Oil economics: Behind the Saudi Aramco IPO

Will auctioning off a slice of state-owned oil giant Aramco give Saudi Arabia more time to weather the oil price storm?

Amid low oil prices and burgeoning budget deficits, Saudi Arabia announced that it was considering listing the state-owned oil giant Aramco on the Saudi stock exchange.

Aramco is the world’s largest company in the oil business and the backbone of the Saudi economy.

But the oil business is not creating enough cash these days. Even with the low oil price, the numbers associated with Aramco highlight why this could be such a significant initial public offer.

Saudi Aramco has crude reserves of about 260bn barrels of oil, which is more than 15 percent of the world’s proven oil reserves. If it went public, it could become the first listed company valued at $1 trillion or more, analysts estimate.

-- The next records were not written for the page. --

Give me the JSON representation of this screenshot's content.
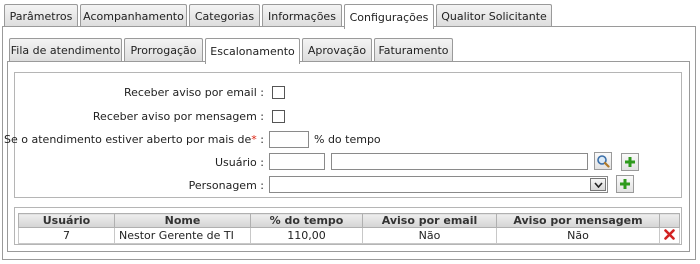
{
  "top_tabs": [
    {
      "label": "Parâmetros",
      "active": false
    },
    {
      "label": "Acompanhamento",
      "active": false
    },
    {
      "label": "Categorias",
      "active": false
    },
    {
      "label": "Informações",
      "active": false
    },
    {
      "label": "Configurações",
      "active": true
    },
    {
      "label": "Qualitor Solicitante",
      "active": false
    }
  ],
  "sub_tabs": [
    {
      "label": "Fila de atendimento",
      "active": false
    },
    {
      "label": "Prorrogação",
      "active": false
    },
    {
      "label": "Escalonamento",
      "active": true
    },
    {
      "label": "Aprovação",
      "active": false
    },
    {
      "label": "Faturamento",
      "active": false
    }
  ],
  "form": {
    "email_label": "Receber aviso por email :",
    "email_checked": false,
    "message_label": "Receber aviso por mensagem :",
    "message_checked": false,
    "open_label": "Se o atendimento estiver aberto por mais de",
    "required_mark": "*",
    "open_sep": ":",
    "open_value": "",
    "open_suffix": "% do tempo",
    "user_label": "Usuário :",
    "user_code": "",
    "user_name": "",
    "persona_label": "Personagem :",
    "persona_selected": ""
  },
  "grid": {
    "headers": [
      "Usuário",
      "Nome",
      "% do tempo",
      "Aviso por email",
      "Aviso por mensagem"
    ],
    "rows": [
      {
        "usuario": "7",
        "nome": "Nestor Gerente de TI",
        "tempo": "110,00",
        "email": "Não",
        "mensagem": "Não"
      }
    ]
  },
  "icons": {
    "search": "magnifier-icon",
    "add": "plus-icon",
    "delete": "delete-x-icon"
  },
  "colors": {
    "add_green": "#2e9a1c",
    "delete_red": "#d22222",
    "required_red": "#dd2211"
  }
}
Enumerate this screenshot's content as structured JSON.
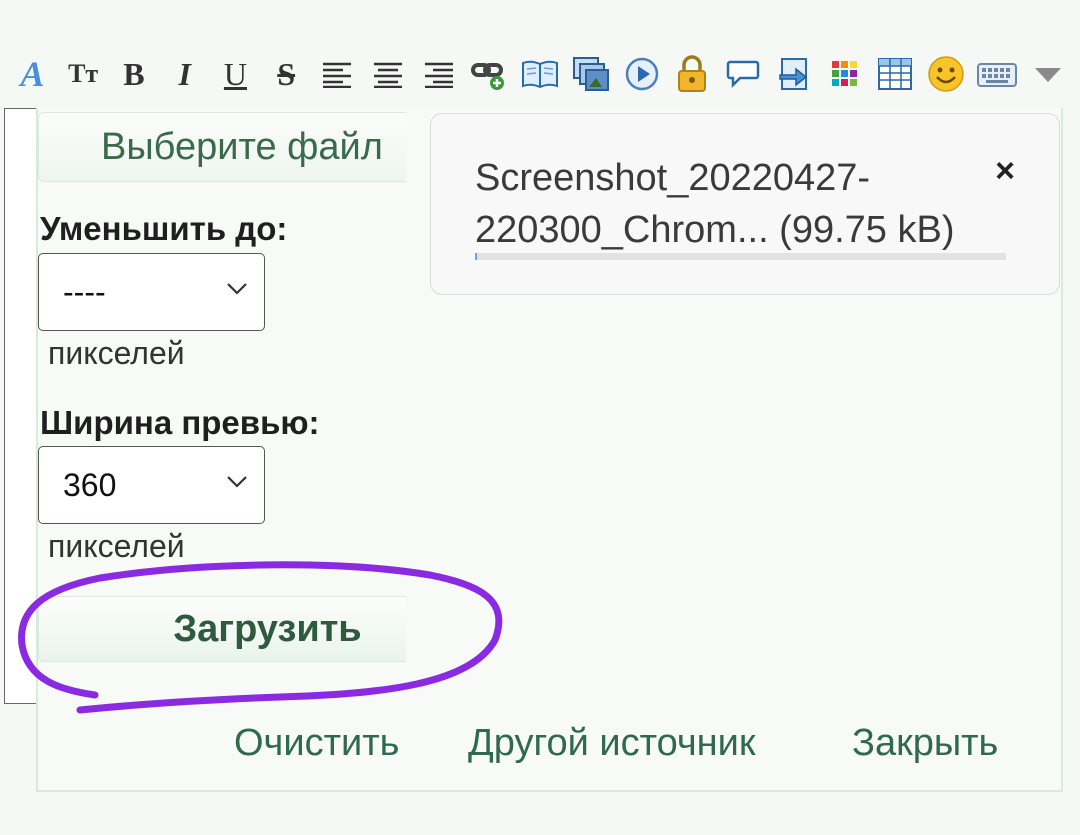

Saudi Arabia’s $98bn budget deficit is seen by many analysts as the main reason for the listing, but Saudi officials insist that it is part of an attempt to diversify the economy beyond oil and have the private sector play a bigger role.

So, will auctioning off a slice of Aramco give Saudi Arabia more time to weather the oil price storm? And how can the Saudi economy deal with the low oil price?

We speak to Fahad Alturki, the chief economist of Jadwa Investment, about oil, Aramco and a trillion-dollar IPO we thought would never happen.

Also on this episode of Counting the Cost: We take a look at South Africa’s weakening rand and why the jittery currency is posing huge questions about the government’s economic direction and putting financial pressure on most South Africans.

We also look at Wanda, a group that has just bought a major stake in the Hollywood studio behind Batman and Godzilla. It is owned by China’s richest person, Wang Jianlin, and is fast becoming a media powerhouse. So what will be China’s role in the global entertainment industry?